James Angell, UVM president, 1866-1871

Certainly old James Angell deserves a better campus memorial than the odd, squat Angell Lecture Hall.

Maybe I’m a bit professionally biased since Angell was editor of the Providence Journal newspaper for six years before becoming UVM president. But consider his achievement. Taking office in 1866, Angell faced an enrollment of 30 students due to the Civil War, crumbling buildings, low faculty morale over the small point that they hadn’t been paid in some time. While Angell had the good fortune to be president when land grant status brought in additional money, he also dealt with the skepticism of alumni who believed that classical studies would be eroded and a parallel skepticism of farmers who simply believed that practical education would not happen.

Angell and his wife were both approachable, charismatic people. The new president taught several subjects and had a remarkable memory for names and faces. By 1870, enrollments had doubled, $80,000 had been raised, salaries were restored and raised, and more faculty were hired.
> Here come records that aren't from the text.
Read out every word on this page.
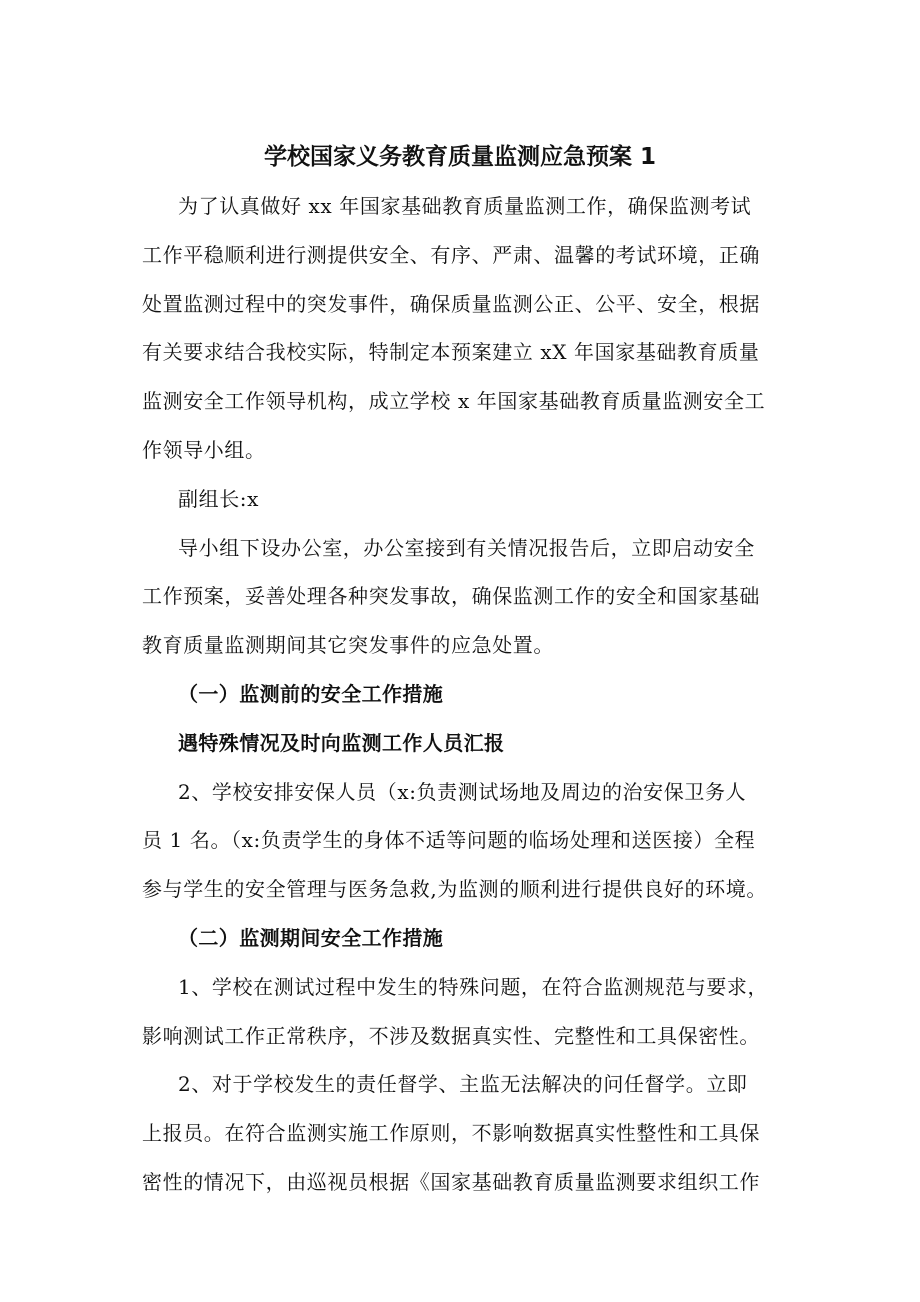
学校国家义务教育质量监测应急预案 1
为了认真做好 xx 年国家基础教育质量监测工作，确保监测考试
工作平稳顺利进行测提供安全、有序、严肃、温馨的考试环境，正确
处置监测过程中的突发事件，确保质量监测公正、公平、安全，根据
有关要求结合我校实际，特制定本预案建立 xX 年国家基础教育质量
监测安全工作领导机构，成立学校 x 年国家基础教育质量监测安全工
作领导小组。
副组长:x
导小组下设办公室，办公室接到有关情况报告后，立即启动安全
工作预案，妥善处理各种突发事故，确保监测工作的安全和国家基础
教育质量监测期间其它突发事件的应急处置。
（一）监测前的安全工作措施
遇特殊情况及时向监测工作人员汇报
2、学校安排安保人员（x:负责测试场地及周边的治安保卫务人
员 1 名。（x:负责学生的身体不适等问题的临场处理和送医接）全程
参与学生的安全管理与医务急救,为监测的顺利进行提供良好的环境。
（二）监测期间安全工作措施
1、学校在测试过程中发生的特殊问题，在符合监测规范与要求，
影响测试工作正常秩序，不涉及数据真实性、完整性和工具保密性。
2、对于学校发生的责任督学、主监无法解决的问任督学。立即
上报员。在符合监测实施工作原则，不影响数据真实性整性和工具保
密性的情况下，由巡视员根据《国家基础教育质量监测要求组织工作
President Tom Sullivan has made it a priority to tour the state in his first months, logging a thousand miles and so far getting to twelve of Vermont’s fourteen counties. He’s also made it clear that the university’s land grant status is central to its character and mission.

President James Angell, on board at the outset of land grant universities, set to work selling the concept. He went throughout Vermont on tour “to visit all the state and country fairs and compete with the two-headed calves and other curiosities in attracting public attention.”

While this afternoon’s ceremony at Ira Allen Chapel will be replete with the pomp—gowns and medallions and maces—that universities so cherish, I would have loved to have seen James Angell’s inauguration and hear the flourish of those nineteenth century words from a former editorial page writer who didn’t hesitate to cut loose with the verbiage. Speaking to the land grant, agricultural mission of the university, Angell referred to Vermont, “where God in his Providence seems to have called so many of them by filling these thousand verdant hills with cattle and by fashioning with his plastic hand these fertile valleys in which today 10,000 scythes go singing merrily through the bending grass.”